Radix-sort sorts \(\mathtt{w}\)-bit integers by using \(\mathtt{w}/\mathtt{d}\) passes of counting-sort to sort these integers \(\mathtt{d}\) bits at a time.² More precisely, radix sort first sorts the integers by their least significant \(\mathtt{d}\) bits, then their next significant \(\mathtt{d}\) bits, and so on until, in the last pass, the integers are sorted by their most significant \(\mathtt{d}\) bits.

    int[] radixSort(int[] a) {
        int[] b = null;
        for (int p = 0; p < w/d; p++) {
            int c[] = new int[1<<d];
            // the next three for loops implement counting-sort
            b = new int[a.length];
            for (int i = 0; i < a.length; i++)
                c[(a[i] >> d*p)&((1<<d)-1)]++;
            for (int i = 1; i < 1<<d; i++)
                c[i] += c[i-1];
            for (int i = a.length-1; i >= 0; i--)
                b[--c[(a[i] >> d*p)&((1<<d)-1)]] = a[i];
            a = b;
        }
        return b;
    }

(In this code, the expression \(\mathtt{(a[i]\text{>>}d*p)\text{&}((1\text{<<}d)-1)}\) extracts the integer whose binary representation is given by bits \((\mathtt{p}+1)\mathtt{d}-1,\ldots,\mathtt{p}\mathtt{d}\) of \(\mathtt{a[i]}\).) An example of the steps of this algorithm is shown in Figure \(\PageIndex{2}\).

Figure \(\PageIndex{2}\): Using radixsort to sort \(\mathtt{w}=8\)-bit integers by using 4 passes of counting sort on \(\mathtt{d}=2\)-bit integers.

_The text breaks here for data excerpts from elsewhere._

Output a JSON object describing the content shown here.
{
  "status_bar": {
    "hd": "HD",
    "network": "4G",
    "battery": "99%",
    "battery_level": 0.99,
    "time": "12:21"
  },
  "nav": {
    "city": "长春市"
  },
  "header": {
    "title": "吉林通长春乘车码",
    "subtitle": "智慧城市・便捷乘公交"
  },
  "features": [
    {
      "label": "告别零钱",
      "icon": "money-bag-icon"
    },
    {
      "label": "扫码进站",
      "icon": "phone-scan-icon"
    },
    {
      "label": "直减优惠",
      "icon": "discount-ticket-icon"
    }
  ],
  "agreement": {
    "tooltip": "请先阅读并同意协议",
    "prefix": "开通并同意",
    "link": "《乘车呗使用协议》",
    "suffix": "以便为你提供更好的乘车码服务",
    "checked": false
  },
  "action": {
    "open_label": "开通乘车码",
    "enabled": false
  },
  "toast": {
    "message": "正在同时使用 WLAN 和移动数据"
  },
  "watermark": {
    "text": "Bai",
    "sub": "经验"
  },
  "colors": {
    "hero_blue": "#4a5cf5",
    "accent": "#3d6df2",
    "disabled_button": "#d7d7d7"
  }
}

This remarkable algorithm sorts correctly because counting-sort is a stable sorting algorithm. If \(\mathtt{x} < \mathtt{y}\) are two elements of \(\mathtt{a}\), and the most significant bit at which \(\mathtt{x}\) differs from \(\mathtt{y}\) has index \(r\), then \(\mathtt{x}\) will be placed before \(\mathtt{y}\) during pass \(\lfloor r/\mathtt{d}\rfloor\) and subsequent passes will not change the relative order of \(\mathtt{x}\) and \(\mathtt{y}\).

Radix-sort performs \(\mathtt{w/d}\) passes of counting-sort. Each pass requires \(O(\mathtt{n}+2^{\mathtt{d}})\) time. Therefore, the performance of radix-sort is given by the following theorem.

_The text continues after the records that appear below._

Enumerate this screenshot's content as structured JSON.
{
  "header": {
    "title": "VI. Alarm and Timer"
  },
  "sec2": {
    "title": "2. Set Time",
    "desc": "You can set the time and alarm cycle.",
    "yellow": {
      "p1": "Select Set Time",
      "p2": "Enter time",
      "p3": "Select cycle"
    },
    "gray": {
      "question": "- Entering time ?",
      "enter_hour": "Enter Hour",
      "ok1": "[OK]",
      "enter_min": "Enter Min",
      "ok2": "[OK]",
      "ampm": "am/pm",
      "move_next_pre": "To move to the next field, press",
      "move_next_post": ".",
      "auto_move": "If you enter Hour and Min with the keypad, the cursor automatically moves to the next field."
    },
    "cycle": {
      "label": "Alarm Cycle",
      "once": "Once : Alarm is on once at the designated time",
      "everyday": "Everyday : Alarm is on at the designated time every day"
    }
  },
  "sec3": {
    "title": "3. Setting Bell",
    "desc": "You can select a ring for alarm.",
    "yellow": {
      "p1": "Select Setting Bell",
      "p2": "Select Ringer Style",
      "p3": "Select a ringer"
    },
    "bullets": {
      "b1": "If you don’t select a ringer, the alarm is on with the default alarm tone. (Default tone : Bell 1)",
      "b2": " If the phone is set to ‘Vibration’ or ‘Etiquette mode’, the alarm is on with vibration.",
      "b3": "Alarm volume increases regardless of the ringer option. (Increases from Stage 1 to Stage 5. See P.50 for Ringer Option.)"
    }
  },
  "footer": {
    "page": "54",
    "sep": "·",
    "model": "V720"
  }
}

Theorem \(\PageIndex{2}\).

For any integer \(\mathtt{d}>0\), the \(\mathtt{radixSort(a,k)}\) method can sort an array \(\mathtt{a}\) containing \(\mathtt{n}\) \(\mathtt{w}\)-bit integers in \(O((\mathtt{w}/\mathtt{d})(\mathtt{n}+2^{\mathtt{d}}))\) time.

If we think, instead, of the elements of the array being in the range \(\{0,\ldots,\mathtt{n}^c-1\}\), and take \(\mathtt{d}=\lceil\log\mathtt{n}\rceil\) we obtain the following version of Theorem \(\PageIndex{2}\).

Corollary \(\PageIndex{1}\).

The \(\mathtt{radixSort(a,k)}\) method can sort an array \(\mathtt{a}\) containing \(\mathtt{n}\) integer values in the range \(\{0,\ldots,\mathtt{n}^c-1\}\) in \(O(c\mathtt{n})\) time.

Footnotes

²We assume that \(\mathtt{d}\) divides \(\mathtt{w}\), otherwise we can always increase \(\mathtt{w}\) to \(\mathtt{d}\lceil\mathtt{w}/\mathtt{d}\rceil\).